Прежде это слово не было бранным. Даже еще в двадцать первом году известие о смерти «старого закаленного борца революционной России против самодержавия и власти буржуазии», русского теоретика анархизма, историка, географа, философа, литератора князя Петра Алексеевича Кропоткина шло на первых полосах газет. За подписью Совета рабочих, крестьянских и красноармейских депутатов…
Однако смысл русского мирного анархизма состоял в предотвращении попытки насильственного построения коммунизма. Кроме того, как можно простить анархизму его главную идею: человеку свойственна устремленность к свободе, и никакие цели, как бы заманчиво, а то и величественно они ни формулировались, не должны быть осуществляемы в ущерб свободе?

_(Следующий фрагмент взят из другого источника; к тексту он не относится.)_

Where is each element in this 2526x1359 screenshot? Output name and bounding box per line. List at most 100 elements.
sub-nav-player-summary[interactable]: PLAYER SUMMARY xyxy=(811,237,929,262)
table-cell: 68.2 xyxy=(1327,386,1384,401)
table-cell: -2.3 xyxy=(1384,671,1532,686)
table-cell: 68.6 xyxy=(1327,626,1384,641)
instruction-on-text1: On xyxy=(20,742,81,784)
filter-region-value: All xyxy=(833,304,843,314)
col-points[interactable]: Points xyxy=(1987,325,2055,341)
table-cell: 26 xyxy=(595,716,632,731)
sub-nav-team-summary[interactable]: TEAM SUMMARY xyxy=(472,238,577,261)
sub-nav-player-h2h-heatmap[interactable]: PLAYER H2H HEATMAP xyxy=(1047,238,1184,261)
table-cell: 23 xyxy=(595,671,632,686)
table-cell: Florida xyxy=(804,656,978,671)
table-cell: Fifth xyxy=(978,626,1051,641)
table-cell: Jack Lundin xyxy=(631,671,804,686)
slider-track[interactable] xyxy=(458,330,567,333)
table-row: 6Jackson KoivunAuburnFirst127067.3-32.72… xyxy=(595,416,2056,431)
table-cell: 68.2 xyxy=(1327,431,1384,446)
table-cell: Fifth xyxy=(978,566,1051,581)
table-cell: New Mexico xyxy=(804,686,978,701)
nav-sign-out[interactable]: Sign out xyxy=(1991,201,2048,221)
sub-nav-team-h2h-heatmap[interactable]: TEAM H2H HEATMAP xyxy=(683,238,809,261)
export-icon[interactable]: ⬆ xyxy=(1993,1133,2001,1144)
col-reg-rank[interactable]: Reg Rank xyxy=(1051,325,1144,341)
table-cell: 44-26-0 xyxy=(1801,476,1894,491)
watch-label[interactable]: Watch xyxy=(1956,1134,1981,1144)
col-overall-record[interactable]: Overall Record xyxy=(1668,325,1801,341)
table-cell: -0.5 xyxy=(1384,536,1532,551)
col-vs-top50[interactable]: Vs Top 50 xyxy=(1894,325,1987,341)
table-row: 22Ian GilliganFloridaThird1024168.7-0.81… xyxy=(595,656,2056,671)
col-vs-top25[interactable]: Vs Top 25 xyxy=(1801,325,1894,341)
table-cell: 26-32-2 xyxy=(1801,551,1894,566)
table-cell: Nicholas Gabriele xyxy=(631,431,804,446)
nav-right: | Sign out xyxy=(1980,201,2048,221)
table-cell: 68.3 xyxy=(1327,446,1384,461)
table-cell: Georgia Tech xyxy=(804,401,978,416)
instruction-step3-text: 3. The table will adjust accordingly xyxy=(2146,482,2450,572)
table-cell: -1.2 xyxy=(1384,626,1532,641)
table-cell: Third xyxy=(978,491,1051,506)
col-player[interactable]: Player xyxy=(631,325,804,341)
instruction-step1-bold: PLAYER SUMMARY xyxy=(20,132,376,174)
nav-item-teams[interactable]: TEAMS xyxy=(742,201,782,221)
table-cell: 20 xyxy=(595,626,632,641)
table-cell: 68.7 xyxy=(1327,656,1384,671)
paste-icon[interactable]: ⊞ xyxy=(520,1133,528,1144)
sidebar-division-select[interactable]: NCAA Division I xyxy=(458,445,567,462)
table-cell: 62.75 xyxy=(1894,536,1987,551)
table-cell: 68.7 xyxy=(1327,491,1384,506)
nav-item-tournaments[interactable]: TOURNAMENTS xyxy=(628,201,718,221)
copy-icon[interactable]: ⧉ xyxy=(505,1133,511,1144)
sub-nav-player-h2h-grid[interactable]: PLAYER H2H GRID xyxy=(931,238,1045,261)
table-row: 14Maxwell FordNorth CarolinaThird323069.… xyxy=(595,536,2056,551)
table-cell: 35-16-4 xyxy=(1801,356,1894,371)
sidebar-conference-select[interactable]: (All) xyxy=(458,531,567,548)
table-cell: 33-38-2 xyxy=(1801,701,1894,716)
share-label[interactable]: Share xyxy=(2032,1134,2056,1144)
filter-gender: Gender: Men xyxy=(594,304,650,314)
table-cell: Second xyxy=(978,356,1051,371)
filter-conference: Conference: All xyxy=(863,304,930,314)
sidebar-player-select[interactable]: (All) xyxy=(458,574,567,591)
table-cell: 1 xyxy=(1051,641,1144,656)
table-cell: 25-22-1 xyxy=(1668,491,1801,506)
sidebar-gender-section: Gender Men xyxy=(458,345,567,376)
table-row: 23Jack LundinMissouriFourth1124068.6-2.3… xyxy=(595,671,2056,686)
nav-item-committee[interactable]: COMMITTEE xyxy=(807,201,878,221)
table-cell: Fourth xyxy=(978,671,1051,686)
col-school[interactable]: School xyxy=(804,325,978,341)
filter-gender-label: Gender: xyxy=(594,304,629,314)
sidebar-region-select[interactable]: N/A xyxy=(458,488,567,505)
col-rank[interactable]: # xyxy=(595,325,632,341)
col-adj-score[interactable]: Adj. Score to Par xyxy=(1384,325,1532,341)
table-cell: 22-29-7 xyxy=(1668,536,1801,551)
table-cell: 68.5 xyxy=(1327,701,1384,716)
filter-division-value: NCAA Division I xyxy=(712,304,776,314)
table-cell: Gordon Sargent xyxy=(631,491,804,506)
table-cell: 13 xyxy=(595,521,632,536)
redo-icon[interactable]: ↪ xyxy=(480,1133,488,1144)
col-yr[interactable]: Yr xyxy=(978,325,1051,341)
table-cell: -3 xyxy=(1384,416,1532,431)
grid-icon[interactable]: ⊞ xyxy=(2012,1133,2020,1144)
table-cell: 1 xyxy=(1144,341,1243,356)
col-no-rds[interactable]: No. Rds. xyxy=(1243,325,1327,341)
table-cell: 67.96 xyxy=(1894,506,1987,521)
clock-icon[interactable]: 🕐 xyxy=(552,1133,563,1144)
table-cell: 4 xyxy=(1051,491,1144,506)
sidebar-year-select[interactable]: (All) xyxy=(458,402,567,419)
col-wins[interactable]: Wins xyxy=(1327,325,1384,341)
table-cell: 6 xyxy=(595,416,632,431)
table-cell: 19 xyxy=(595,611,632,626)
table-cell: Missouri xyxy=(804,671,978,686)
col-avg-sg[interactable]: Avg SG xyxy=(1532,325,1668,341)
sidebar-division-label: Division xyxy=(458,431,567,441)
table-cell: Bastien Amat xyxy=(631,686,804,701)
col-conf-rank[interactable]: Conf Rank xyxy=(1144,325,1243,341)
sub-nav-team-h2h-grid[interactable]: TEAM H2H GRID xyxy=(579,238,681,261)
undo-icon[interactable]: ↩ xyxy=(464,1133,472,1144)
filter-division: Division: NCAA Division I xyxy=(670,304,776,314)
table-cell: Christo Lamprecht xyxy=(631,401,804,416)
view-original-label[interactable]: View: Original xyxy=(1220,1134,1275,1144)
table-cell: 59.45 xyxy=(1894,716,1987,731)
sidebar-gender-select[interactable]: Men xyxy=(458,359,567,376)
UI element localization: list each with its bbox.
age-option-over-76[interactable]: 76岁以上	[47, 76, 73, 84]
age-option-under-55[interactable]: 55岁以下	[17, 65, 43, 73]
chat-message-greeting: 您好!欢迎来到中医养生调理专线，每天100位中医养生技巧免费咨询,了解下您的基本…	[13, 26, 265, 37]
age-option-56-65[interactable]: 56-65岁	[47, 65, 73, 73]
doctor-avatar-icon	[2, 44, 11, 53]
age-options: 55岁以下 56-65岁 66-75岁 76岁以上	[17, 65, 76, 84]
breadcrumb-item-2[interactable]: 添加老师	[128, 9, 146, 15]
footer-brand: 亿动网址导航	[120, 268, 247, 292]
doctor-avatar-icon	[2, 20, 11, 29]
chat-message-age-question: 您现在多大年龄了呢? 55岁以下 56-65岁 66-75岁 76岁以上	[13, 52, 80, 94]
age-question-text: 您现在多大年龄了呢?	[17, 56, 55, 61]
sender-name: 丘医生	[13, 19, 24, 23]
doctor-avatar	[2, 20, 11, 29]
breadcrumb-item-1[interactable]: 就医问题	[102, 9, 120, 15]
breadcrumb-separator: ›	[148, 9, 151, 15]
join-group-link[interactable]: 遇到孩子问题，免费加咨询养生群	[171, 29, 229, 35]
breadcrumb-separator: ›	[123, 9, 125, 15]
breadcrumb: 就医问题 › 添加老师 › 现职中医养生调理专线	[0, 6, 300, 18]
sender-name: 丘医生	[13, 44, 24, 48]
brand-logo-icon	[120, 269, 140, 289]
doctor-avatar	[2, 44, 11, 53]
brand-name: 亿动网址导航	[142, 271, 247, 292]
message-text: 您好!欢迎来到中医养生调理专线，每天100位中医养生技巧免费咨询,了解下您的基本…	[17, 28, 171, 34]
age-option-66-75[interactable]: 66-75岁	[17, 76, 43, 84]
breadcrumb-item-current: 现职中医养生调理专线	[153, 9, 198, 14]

Еще более крамольно звучали предостережения насчет того, что государство, идеологически перенасыщенное, выстроенное линейно, по шнурку одного-единственного учения, вскоре обернется косным чудищем, безжалостно топчущим того самого человека, во благо которого оно порождалось…
Но если Илья Миронович и анархист, то анархист от философии: анархизм как политическое движение (преступное и контрреволюционное) давно разгромлен.
— Видите ли, — любил повторять он. — Конечно, мы бросаем вызов тем учениям, верность которых подтверждается всего лишь неколебимой пирамидой власти или многовековых традиций, а вовсе не повторяемостью результатов экспериментов. (Всем без лишних слов было понятно, что Игумнов имеет в виду марксизм и православие.) Но не только им. Речь идет о создании целостного, всеохватного мировоззрения, основанного на свободной мысли — на мысли, не засоренной идеологией. Свобода — вот что должно быть главной характеристикой всех проявлений человеческой культуры — в том числе и науки!..
Шегаев не сразу осознал степень бескомпромиссности, присущей его воззрениям.
— Первая эпоха научных завоеваний кончилась, и результаты ее во всем, что касается познания мира, удивительно прискорбны. В сущности, наука только снабдила нас несколькими скудными метафорами. С их помощью мы пытаемся намекнуть на вещи, для действительного познания которых у нас нет никаких средств. Мы говорим — «пространство». И даже чертим координаты, с помощью которых передаем друг другу некоторые сведения, полагая, что сведения эти касаются пространства. Но наши чертежи остаются нашими чертежами, пространство же существует вчуже, и какие бы линии мы ни провели, они ничего не прибавят к нашему пониманию того, что есть пространство на самом деле. Мы говорим «время». И заводим механизмы, призванные пробудить нас утром от сна или показать, напротив, что пришла пора лечь в постель. Однако что есть время на самом деле, нам неведомо. Уж я не говорю об относительности!.. Мы произносим слово «сознание» — и уверены, что уж в этом-то случае мы знаем, о чем идет речь. Увы! — мы совершенно не представляем себе, ни как оно, сознание, устроено, ни как работает, ни откуда берется, ни куда исчезает. То есть мы отважно оперируем тем, ни происхождение, ни законы чего нам неизвестны. При этом выказываем еще большую смелость, признавая истинность полученных нами выводов!.. Но даже если нас пронизывает мгновенное знание истины, мы упираемся в катастрофическую необходимость облечь эту гаснущую вспышку в слова: операция, похожая на попытку привезти на ломовой подводе куриное яйцо, для верности завалив его, чтобы не скатилось по дороге, горой булыжника!..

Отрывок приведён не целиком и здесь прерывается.